Nach der Skáldskaparmál darf sich Skaði aus Þrymheimr als Buße für den Totschlag der Asen an ihrem Vater Þiazi unter den Göttern einen Ehemann aussuchen, kann aber von den Göttern nur die Füße sehen. Sie glaubt, Baldr erwählt zu haben. Die Füße gehörten aber Njörðr. Snorri betont, dass die Eheleute Geschwister waren und fügt hinzu, dass solch inzestuöse Ehen bei den Wanen üblich, bei den Asen aber verboten gewesen seien.

Die Ehe scheiterte, weil sie nicht an der gleichen Stelle wohnen konnten. Sie hatten zunächst vereinbart, dass Njörðr neun Nächte bei Skaði in Þrymheimr und Skaði drei Nächte bei Njörðr am Meer wohnen sollte. Aber Skaði konnte wegen des Möwengeschreis in Nóatún nicht schlafen, und Njörðr konnte das Heulen der Wölfe nicht ertragen. Nach Snorri bekam Njörðr später die beiden Kinder Freyr und Freya, bei Egill Skallagrímsson ist das nicht eindeutig. Die Aufteilung der Zeiten des Zusammenlebens hat symbolische Bedeutung. Sie spiegelt die Jahreseinteilung in 9 Wintermonate und 3 Sommermonate wider. Die Tätigkeit in den drei Sommermonaten hat Bezug zu den Wanen: Seefahrt, Ackerbau und Fischerei. Daraus ergibt sich, dass der Mythos von Njörðr und Skaði dem westnordischen Milieu entstammt.

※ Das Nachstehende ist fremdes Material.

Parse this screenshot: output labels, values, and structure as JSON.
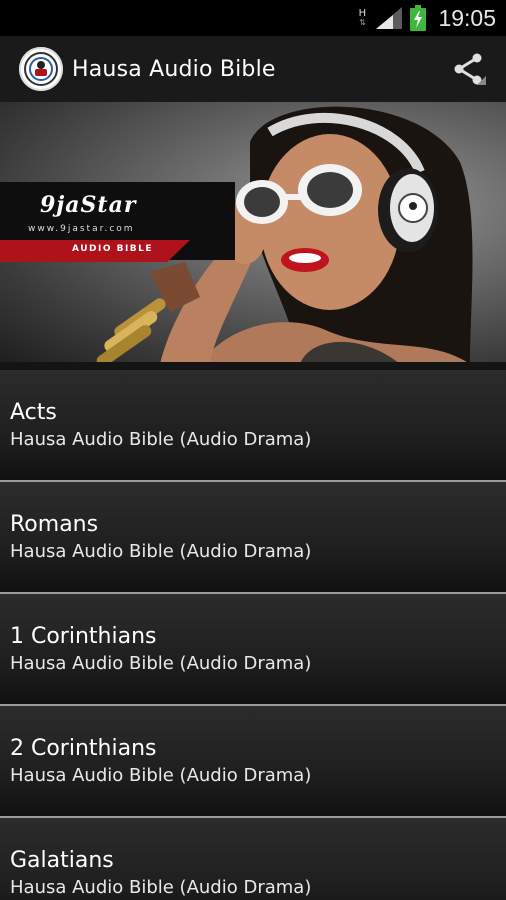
{
  "statusbar": {
    "network_letter": "H",
    "network_arrows": "⇅",
    "time": "19:05"
  },
  "actionbar": {
    "title": "Hausa Audio Bible"
  },
  "banner": {
    "brand_name": "9jaStar",
    "brand_url": "www.9jastar.com",
    "brand_sub": "AUDIO BIBLE"
  },
  "list": {
    "items": [
      {
        "title": "Acts",
        "subtitle": "Hausa Audio Bible (Audio Drama)"
      },
      {
        "title": "Romans",
        "subtitle": "Hausa Audio Bible (Audio Drama)"
      },
      {
        "title": "1 Corinthians",
        "subtitle": "Hausa Audio Bible (Audio Drama)"
      },
      {
        "title": "2 Corinthians",
        "subtitle": "Hausa Audio Bible (Audio Drama)"
      },
      {
        "title": "Galatians",
        "subtitle": "Hausa Audio Bible (Audio Drama)"
      }
    ]
  },
  "colors": {
    "accent_red": "#b0121c",
    "row_divider": "#9a9a9a",
    "battery_green": "#3fb73f"
  },
  "icons": [
    "signal-icon",
    "battery-icon",
    "app-logo-icon",
    "share-icon"
  ]
}
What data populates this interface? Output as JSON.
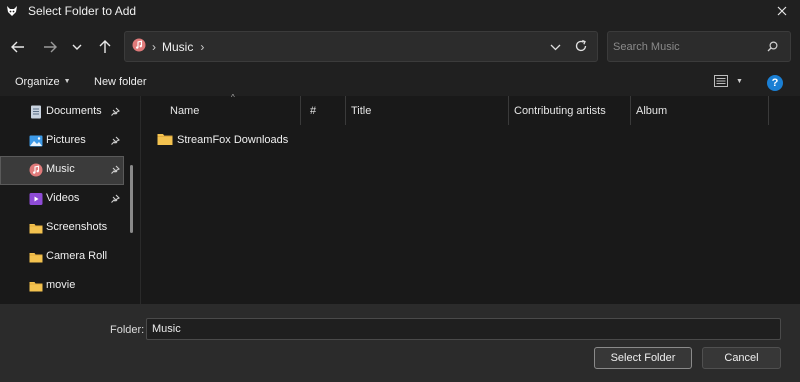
{
  "window": {
    "title": "Select Folder to Add"
  },
  "navigation": {
    "back_icon": "arrow-left-icon",
    "forward_icon": "arrow-right-icon",
    "recent_icon": "chevron-down-icon",
    "up_icon": "arrow-up-icon"
  },
  "address": {
    "crumb": "Music",
    "separator": "›"
  },
  "search": {
    "placeholder": "Search Music"
  },
  "toolbar": {
    "organize_label": "Organize",
    "new_folder_label": "New folder"
  },
  "sidebar": {
    "items": [
      {
        "label": "Documents",
        "icon": "documents-icon",
        "pinned": true
      },
      {
        "label": "Pictures",
        "icon": "pictures-icon",
        "pinned": true
      },
      {
        "label": "Music",
        "icon": "music-icon",
        "pinned": true,
        "selected": true
      },
      {
        "label": "Videos",
        "icon": "videos-icon",
        "pinned": true
      },
      {
        "label": "Screenshots",
        "icon": "folder-icon",
        "pinned": false
      },
      {
        "label": "Camera Roll",
        "icon": "folder-icon",
        "pinned": false
      },
      {
        "label": "movie",
        "icon": "folder-icon",
        "pinned": false
      }
    ]
  },
  "columns": [
    "Name",
    "#",
    "Title",
    "Contributing artists",
    "Album"
  ],
  "files": [
    {
      "name": "StreamFox Downloads",
      "type": "folder"
    }
  ],
  "bottom": {
    "folder_label": "Folder:",
    "folder_value": "Music",
    "select_label": "Select Folder",
    "cancel_label": "Cancel"
  },
  "colors": {
    "accent": "#1a7fd4",
    "folder": "#f3c24f",
    "background": "#191919"
  }
}
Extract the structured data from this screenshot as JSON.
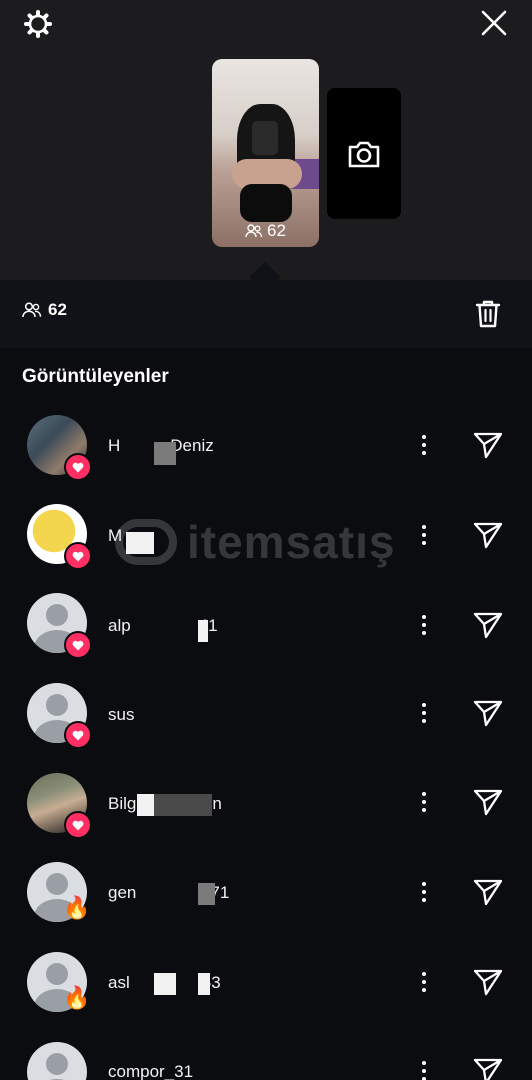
{
  "header": {
    "settings_icon": "gear-icon",
    "close_icon": "close-icon"
  },
  "story": {
    "thumb_count": "62",
    "camera_icon": "camera-icon"
  },
  "stats": {
    "viewer_count": "62",
    "delete_icon": "trash-icon"
  },
  "viewers_title": "Görüntüleyenler",
  "viewers": [
    {
      "name": "H",
      "name2": "Deniz",
      "reaction": "heart"
    },
    {
      "name": "M",
      "name2": "",
      "reaction": "heart"
    },
    {
      "name": "alp",
      "name2": "41",
      "reaction": "heart"
    },
    {
      "name": "sus",
      "name2": "",
      "reaction": "heart"
    },
    {
      "name": "Bilg",
      "name2": "n",
      "reaction": "heart"
    },
    {
      "name": "gen",
      "name2": "71",
      "reaction": "fire"
    },
    {
      "name": "asl",
      "name2": "53",
      "reaction": "fire"
    },
    {
      "name": "compor_31",
      "name2": "",
      "reaction": "none"
    }
  ],
  "watermark": "itemsatış",
  "colors": {
    "accent": "#ff2e63",
    "background": "#0b0c10",
    "top_panel": "#1c1c1e"
  }
}
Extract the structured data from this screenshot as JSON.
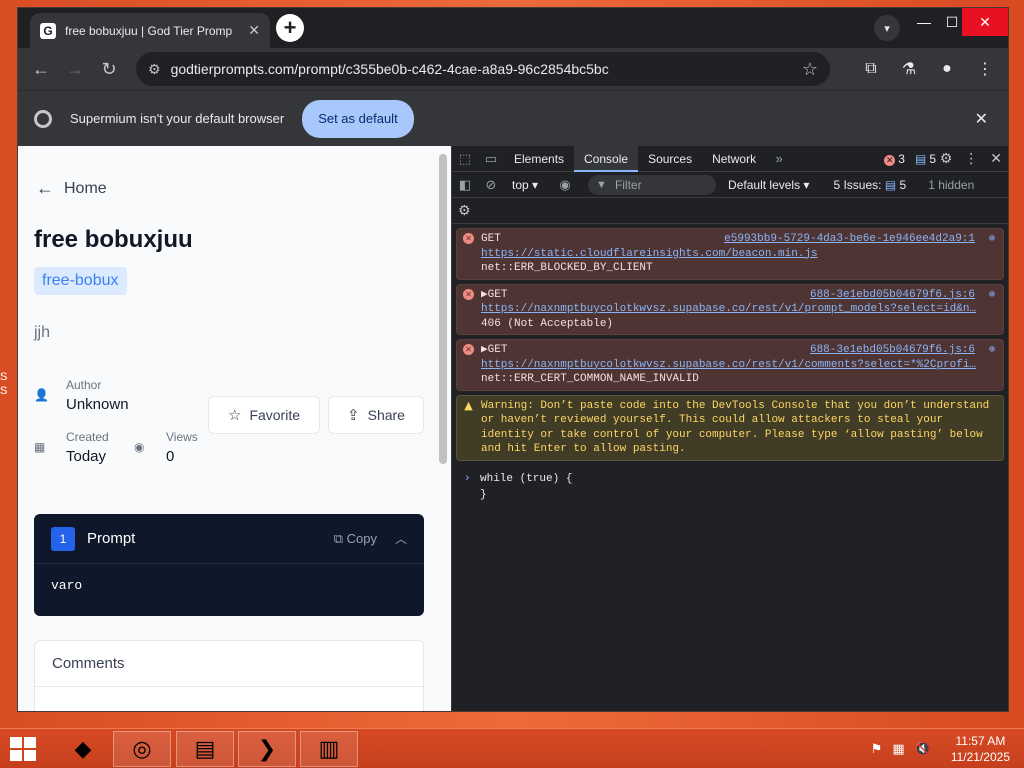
{
  "browser": {
    "tab_title": "free bobuxjuu | God Tier Promp",
    "tab_favicon": "G",
    "url": "godtierprompts.com/prompt/c355be0b-c462-4cae-a8a9-96c2854bc5bc",
    "infobar_text": "Supermium isn't your default browser",
    "set_default_label": "Set as default"
  },
  "page": {
    "back_label": "Home",
    "title": "free bobuxjuu",
    "tag": "free-bobux",
    "description": "jjh",
    "author_label": "Author",
    "author_value": "Unknown",
    "created_label": "Created",
    "created_value": "Today",
    "views_label": "Views",
    "views_value": "0",
    "favorite_label": "Favorite",
    "share_label": "Share",
    "prompt_number": "1",
    "prompt_label": "Prompt",
    "copy_label": "Copy",
    "prompt_body": "varo",
    "comments_title": "Comments"
  },
  "devtools": {
    "tabs": [
      "Elements",
      "Console",
      "Sources",
      "Network"
    ],
    "error_count": "3",
    "message_count": "5",
    "context": "top ▾",
    "filter_placeholder": "Filter",
    "levels": "Default levels ▾",
    "issues_label": "5 Issues:",
    "issues_count": "5",
    "hidden": "1 hidden",
    "messages": [
      {
        "type": "error",
        "method": "GET",
        "source": "e5993bb9-5729-4da3-be6e-1e946ee4d2a9:1",
        "url": "https://static.cloudflareinsights.com/beacon.min.js",
        "detail": "net::ERR_BLOCKED_BY_CLIENT"
      },
      {
        "type": "error",
        "method": "▶GET",
        "source": "688-3e1ebd05b04679f6.js:6",
        "url": "https://naxnmptbuycolotkwvsz.supabase.co/rest/v1/prompt_models?select=id&n…",
        "detail": "406 (Not Acceptable)"
      },
      {
        "type": "error",
        "method": "▶GET",
        "source": "688-3e1ebd05b04679f6.js:6",
        "url": "https://naxnmptbuycolotkwvsz.supabase.co/rest/v1/comments?select=*%2Cprofi…",
        "detail": "net::ERR_CERT_COMMON_NAME_INVALID"
      }
    ],
    "warning": "Warning: Don’t paste code into the DevTools Console that you don’t understand or haven’t reviewed yourself. This could allow attackers to steal your identity or take control of your computer. Please type ‘allow pasting’ below and hit Enter to allow pasting.",
    "input_line1": "while (true) {",
    "input_line2": "}"
  },
  "taskbar": {
    "time": "11:57 AM",
    "date": "11/21/2025"
  },
  "desktop": {
    "edge_text": "S\nS"
  }
}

Es gibt auch einen Mythenschwank in Lokasenna, wonach die Töchter des Riesen Ymir Njörðs Mund als Nachttopf verwendet hätten. Auch die von Snorri überlieferte missglückte Ehe mit Skaði trägt schwankhafte Züge.

Fußnoten

  1. Folke Ström: Nordiske hedendom. Göteborg 1961. S. 33 ff., wo er sich auf P. V. Glob: Jernaldersmanden fra Grauballe. Kuml 1956. beruft.
  2. Übersetzung von Simrock.
  3. Rudolf Simek: Lexikon der germanischen Mythologie (= Kröners Taschenausgabe. Band 368). 2., ergänzte Auflage. Kröner, Stuttgart 1995, ISBN 3-520-36802-1, S. 294ff.
  4. Umstrittene Bedeutung. “regin” = ordnende Kräfte, Mächte. Götter. In Grímnismál Vers 37 wird das Wort ausdrücklich auf die Asen bezogen, von den Wanen wird nicht berichtet, dass sie jemanden hätten erschaffen können. Sveinbjörn Egilsson: Lexicon poeticum. “Ordnung schaffend” ist üblicherweise Kennzeichen der Asen. Gleichwohl liegt der Sinn “Wanen” aus dem Kontext nahe.

Literatur

  • A. Hultgård, Njörðr In: Reallexikon der Germanischen Altertumskunde. Berlin 2002. ISBN 3-11-017272-0
  • E. F. Halvorsen, Njörðr In: Kulturhistorisk leksikon for nordisk middelalder. København 1967.
  • Rudolf Simek, Religion und Mythologie der Germanen. Darmstadt 2003. ISBN 3-534-16910-7
  • Lotte Motz, The Goddess Nerthus: A New Approach. In: Amsterdamer Beiträge zur älteren Germanistik Bd. 26 (1992) S. 1–19.